The Psychomodo (1974) ****1/2
A dash more rock and a new ingredient of Doors-y swirling carnival keyboards: the rock'n'roll circus is in town. It's ever so slightly superior to the debut (and I can easily see others switching my ratings between the two) due to the songs being somewhat more straightforward and more immediately hooky - a year's span had apparently given Harley time to sharpen the soft focus of The Human Menagerie into more consistent songwriting. It comes down to a battle between the debut and the followup's pair of twin epics. The ridiculously over-phased, repetitive "Ritz," almost sounds like a parody of glam psychedelia, the sort of goof that Ween might have written if they'd ever tackled a mock of that genre - but wait, when's the last time you ever heard any glam psychedelia? Todd Rundgren? Aladdin Sane? It may be meaningless, but it's a gas - man. Perhaps it wasn't the brightest of ideas to sandwich that one and "Cavaliers," back to back - these two plodding Big Statements take up nearly sixteen minutes between the two of them, nearly sucking the life out of the record. Not that either are bad, but a pair of draggy, druggy epics in a row? I do see that on the original vinyl that they weren't back to back, actually - one closes side one and the other opens side two. Nevermind - "Cavaliers," is even better (though, again, I do see how another person might switch the preference for "Ritz"), with jumbo-sale '67 Dylanisms rousing up to the gospel, "Testify, testify, testify" chorus.
But as if a photo negative of the debut, it's not the overblown epics that dominate the record, but rather the shorter, snappier tunes. The title track swings propulsively (contradictory as that may sound) on rinky keyboards lifted from the puppet show, as Harley sings agitatedly and affectedly (another contrast!) about Quasimodo, George Orwell, ex-Beatles, and suicidal streets. "Mr. Soft," the lead single, is mighty odd material for a hit A-side: a dark and stern yet baby-bouncy Kurt Weill-ish waltz-march that oomphs and chugs along with a sinisterly creepy circus clown's grin. It conveys the funhouse-mirror dark side of the carnival better than almost anything the Doors ever did. The bright'n'raffishly charming sleaze-pop of "Bed in the Corner," might have made a better choice as single, with its irresistible melodic lilt and identifiable failed-rake lyrics; but it's inextricably intertwined with the electric violin-fest of "Sling It!" that buzzes in the ears like a thousand mosquitoes in tune - the way the initial mid-tempo pop tune meshes into the high-energy dance stomper makes for one of the most startling track-to-track mash-ups ever. And then the album crashes down on its final and mightiest (?) tune, "Tumbling Down," which could be called yet a third epic or just another pretty pop tune: it begins as a standard, meandering Elton John-ish piano pop song, as Harley winds his way around typically enigmatic poeticisms concerning the Titanic, the Hemingway stacatto, and suchlike. It's all a pleasant enough stroll down the long and winding road, until it slowly builds up to the, "Oh dear, look what they've done to the blues, blues, blues?" closing chorus - and then it's sheer magnificence.

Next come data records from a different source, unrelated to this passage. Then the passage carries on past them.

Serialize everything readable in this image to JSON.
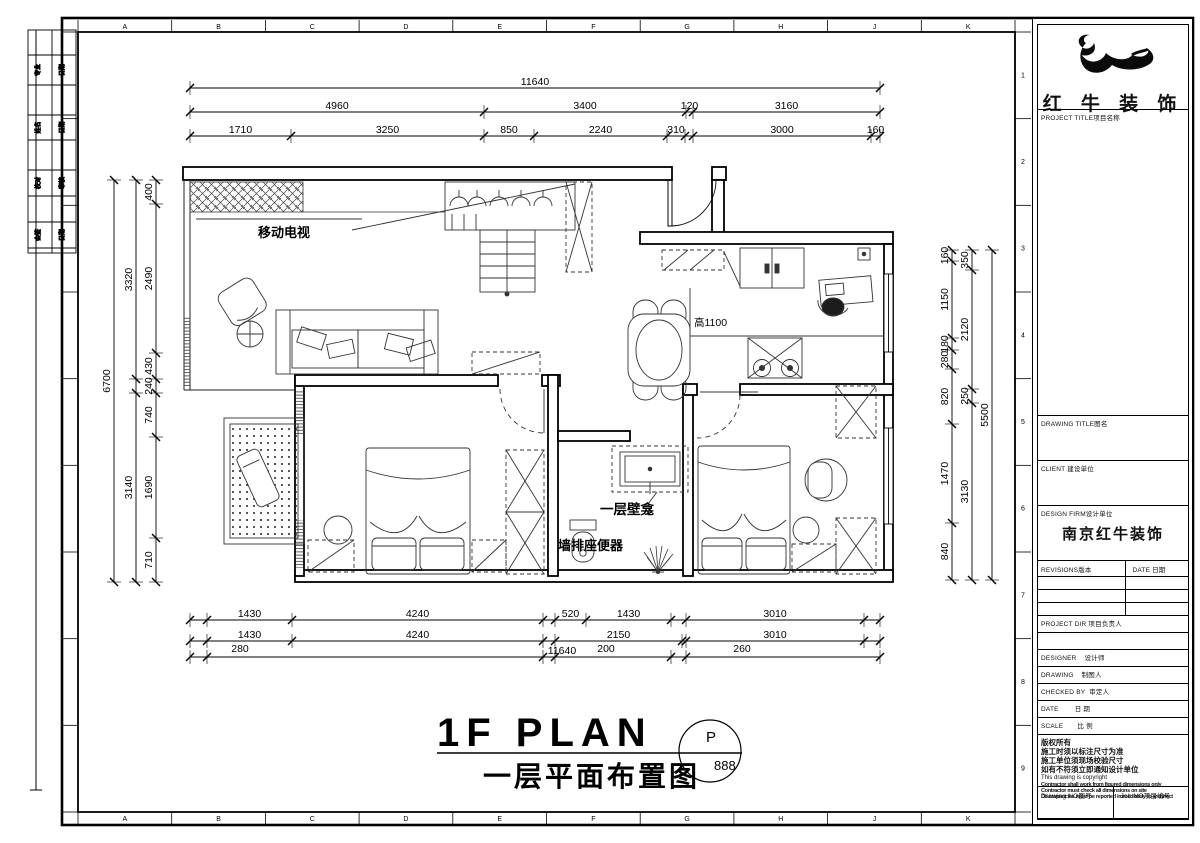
{
  "frame": {
    "top_letters": [
      "A",
      "B",
      "C",
      "D",
      "E",
      "F",
      "G",
      "H",
      "J",
      "K"
    ],
    "side_numbers": [
      "1",
      "2",
      "3",
      "4",
      "5",
      "6",
      "7",
      "8",
      "9"
    ]
  },
  "sign_strip": {
    "rows": [
      [
        "专业",
        "日期"
      ],
      [
        "姓名",
        "日期"
      ],
      [
        "校对",
        "审核"
      ],
      [
        "会签",
        "日期"
      ]
    ]
  },
  "plan_labels": {
    "tv": "移动电视",
    "counter_height": "高1100",
    "niche": "一层壁龛",
    "toilet": "墙排座便器"
  },
  "dims": {
    "top": {
      "row1": [
        "11640"
      ],
      "row2": [
        "4960",
        "3400",
        "120",
        "3160"
      ],
      "row3": [
        "1710",
        "3250",
        "850",
        "2240",
        "310",
        "",
        "3000",
        "160"
      ]
    },
    "left": {
      "outer": [
        "6700"
      ],
      "middle": [
        "3320",
        "",
        "3140"
      ],
      "inner": [
        "400",
        "2490",
        "430",
        "240",
        "740",
        "1690",
        "710"
      ]
    },
    "right": {
      "outer": [
        "5500"
      ],
      "middle": [
        "350",
        "2120",
        "250",
        "3130"
      ],
      "inner": [
        "160",
        "1150",
        "180",
        "280",
        "820",
        "1470",
        "840"
      ]
    },
    "bottom": {
      "row1": [
        "",
        "1430",
        "4240",
        "",
        "520",
        "1430",
        "",
        "3010",
        ""
      ],
      "row2": [
        "",
        "1430",
        "4240",
        "",
        "2150",
        "",
        "3010",
        ""
      ],
      "row3": [
        "280",
        "11640",
        "200",
        "260"
      ]
    }
  },
  "title": {
    "en": "1F PLAN",
    "zh": "一层平面布置图",
    "bubble_top": "P",
    "bubble_bottom": "888"
  },
  "titleblock": {
    "brand": "红 牛 装 饰",
    "project_label": "PROJECT TITLE项目名称",
    "drawing_title_label": "DRAWING TITLE图名",
    "client_label": "CLIENT 建设单位",
    "design_firm_label": "DESIGN FIRM设计单位",
    "design_firm_value": "南京红牛装饰",
    "revisions_label": "REVISIONS版本",
    "date_label": "DATE 日期",
    "project_dir_label": "PROJECT DIR 项目负责人",
    "designer_label": "DESIGNER    设计师",
    "drawing_label": "DRAWING    制图人",
    "checked_label": "CHECKED BY  审定人",
    "date2_label": "DATE        日 期",
    "scale_label": "SCALE       比 例",
    "copyright_zh1": "版权所有",
    "copyright_zh2": "施工时须以标注尺寸为准",
    "copyright_zh3": "施工单位须现场校验尺寸",
    "copyright_zh4": "如有不符须立即通知设计单位",
    "copyright_en0": "This drawing is copyright",
    "copyright_en1": "Contractor shall work from figured dimensions only",
    "copyright_en2": "Contractor must check all dimensions on site",
    "copyright_en3": "Discrepancies must be reported immediately to architect",
    "drawing_no_label": "Drawing NO图号",
    "job_no_label": "Job NO项目编号"
  }
}
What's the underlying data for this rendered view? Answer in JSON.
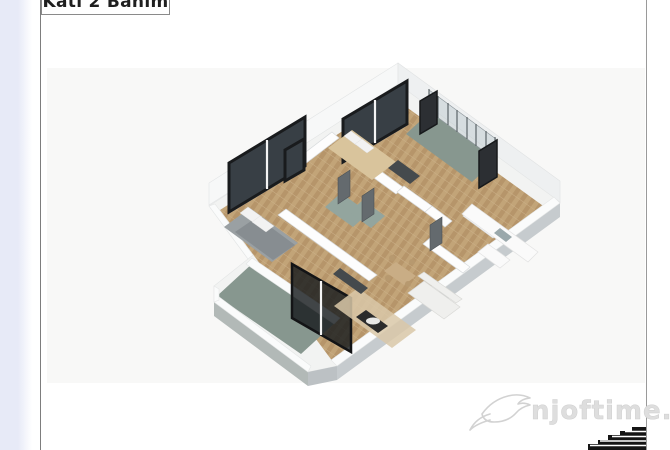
{
  "page": {
    "floor_label": "Kati 2 Banim"
  },
  "watermark": {
    "text": "njoftime.al",
    "logo": "swallow-bird-icon"
  },
  "graphic": {
    "type": "isometric-3d-floor-plan",
    "elements": [
      "bedroom-1",
      "bedroom-2",
      "bathroom",
      "hallway",
      "living-room",
      "kitchen",
      "balcony-top-right",
      "balcony-bottom-left",
      "windows",
      "sliding-glass-door",
      "stairs-graphic"
    ]
  },
  "colors": {
    "accentStrip": "#e7eaf7",
    "line": "#7d7d7d",
    "labelText": "#1f1f1f",
    "wallTop": "#f4f5f4",
    "wallSide": "#c6cbce",
    "wood": "#c2a478",
    "wood2": "#b6956a",
    "balcony": "#87978f",
    "bath": "#93a59e",
    "frame": "#191b1d",
    "watermark": "#dedede"
  }
}
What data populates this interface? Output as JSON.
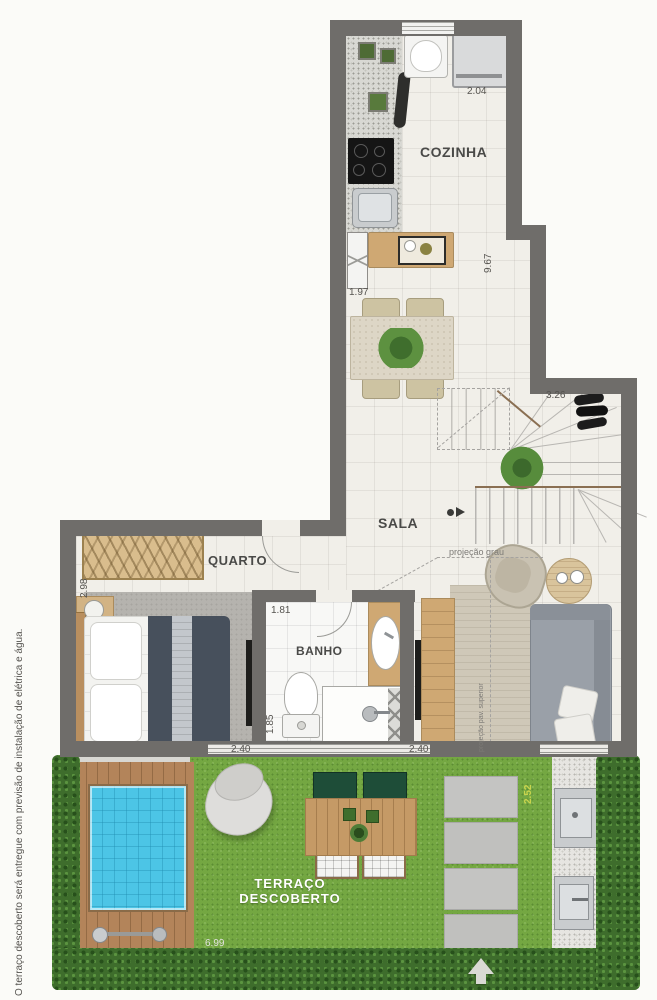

P.S. The reissue appends two bonus tracks, the single "Big Big Deal," which is rather unexceptional. It's bit baffling as to why this was chosen as an A-side when it sounds like a slightly inferior outtake from the accompanying album. The B-side "Such a Dream," is a novelty track that stretches two minutes' worth of one-trick pony shock tactics for over five minutes. Offbeat novelties that weren't quite worth the musical meat to graduate to LPs are the reason why B-sides were invented.